Il prossimo 19 maggio il popolo svizzero sarà chiamato a decidere se accettare o meno alcune modifiche alla Legge sulle armi, decise in accordo con la direttiva 2017/853 dell’Unione europea. Io voterò NO, essenzialmente per tre ragioni. In primo luogo questa Legge non centra il suo bersaglio: che è quello di rendere difficile l’accesso alle armi da fuoco a terroristi e delinquenti. I disonesti infatti non agiscono alla luce del sole, ma si servono del mercato nero. Invece di agire efficacemente contro quest’ultimo, si finisce solo per danneggiare chi si comporta correttamente. La seconda ragione è data dal fatto che la direttiva europea prevede una periodica revisione della Legge ogni cinque anni: se approvassimo questo primo adeguamento alle norme europee, c’è il rischio che poi saremmo costretti ad accogliere senza fiatare anche le modifiche successive. Il terzo motivo è dato dai grossi e inutili carichi amministrativi connessi. I terroristi e i delinquenti si combattono in primo luogo con uno scambio d’informazioni rapido, efficiente e coordinato tra le diverse forze dell’ordine (non importa di quale Stato) incaricate di garantire la sicurezza: polizia, esercito, autorità doganali, autorità giudiziarie, ecc. È quanto permette l’accesso al Sistema d’informazione Schengen. La cooperazione in questo settore è nell’interesse di tutti e va ulteriormente sviluppata, come p. es. deciso da Svizzera e Italia con la creazione di pattuglie miste. Non ha dunque alcun senso vietare alla Svizzera l’accesso al SIS qualora questa nuova Legge non venisse ratificata.

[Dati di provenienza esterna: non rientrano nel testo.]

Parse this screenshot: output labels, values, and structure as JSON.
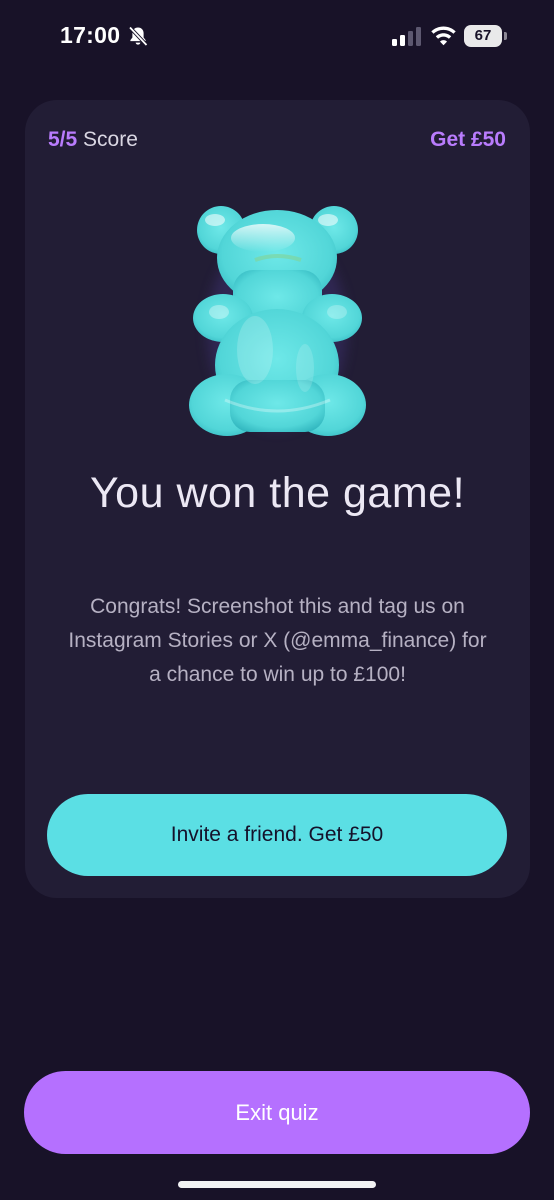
{
  "status_bar": {
    "time": "17:00",
    "battery_level": "67",
    "icons": [
      "bell-slash-icon",
      "cellular-signal-icon",
      "wifi-icon",
      "battery-icon"
    ]
  },
  "card": {
    "score_value": "5/5",
    "score_label": "Score",
    "reward_link": "Get £50",
    "illustration": "gummy-bear",
    "title": "You won the game!",
    "body": "Congrats! Screenshot this and tag us on Instagram Stories or X (@emma_finance) for a chance to win up to £100!",
    "invite_button": "Invite a friend. Get £50"
  },
  "footer": {
    "exit_button": "Exit quiz"
  },
  "colors": {
    "background": "#181228",
    "card": "#221d35",
    "accent_purple": "#b97cfd",
    "accent_cyan": "#5bdfe4",
    "exit_button": "#b570ff",
    "gummy_bear": "#6ee8e8"
  }
}
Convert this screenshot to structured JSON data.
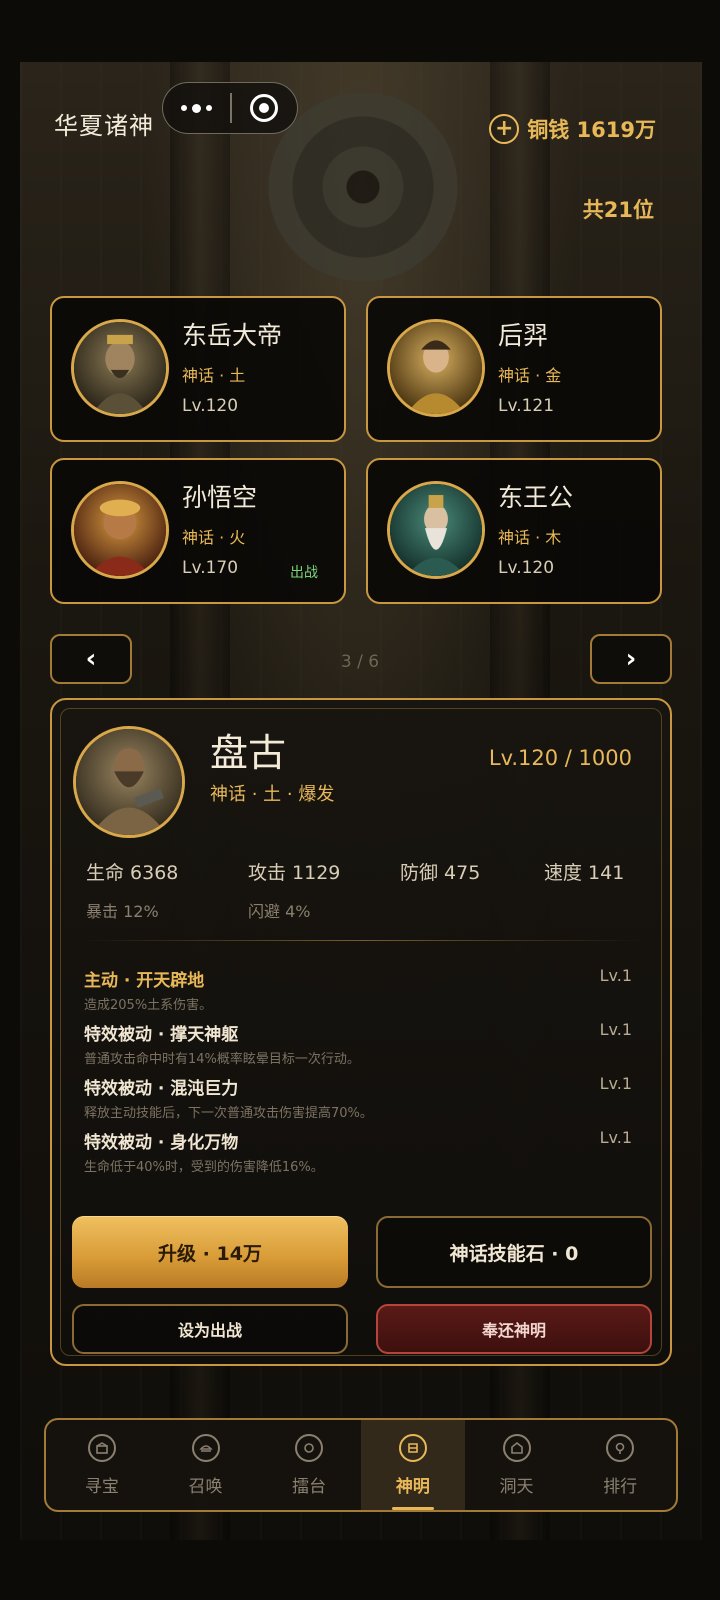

Per me un’arma è come una vanga: è un attrezzo che va usato con abilità e intelligenza. Se sono capace di usare la vanga come un contadino, posso coltivare l’orto e le piante per poi raccogliere i frutti di questo utile lavoro; altrimenti rischio solo di fare danni e rovinare le radici. Da noi storicamente vi è un rapporto nei confronti delle armi basato sulla fiducia. C’è chi le possiede per preservare la nostra democrazia e far rispettare le leggi, chi per tradizione famigliare o patriottica, chi, come i cacciatori, perché ama prendersi cura del territorio in cui vive, chi per passione (il tiro è uno sport presente alle Olimpiadi), ecc.
Io voglio entrare in Gran Consiglio per riuscire a meglio difendere la mia Nazione, il mio territorio, i miei figli. È importante avere sempre in testa che il futuro è imprevedibile. Non mettiamo in solaio quegli attrezzi che abbiamo imparato a padroneggiare pensando che non servano più: il rischio è che le generazioni future non siano poi in grado di usarli in caso di bisogno. Per me è altresì fondamentale che la Svizzera rimanga indipendente e neutrale. Riconosco l’importanza dell’Unione europea per la pace in Europa. Ma sono contrario a questa inutile, burocratica impostazione centralistica che reprime, invece di valorizzare, le caratteristiche proprie di ogni Stato. In Svizzera abbiamo tutt’altra visione: “uno per tutti, tutti per uno”, al di là delle nostre differenze linguistiche, culturali o religiose.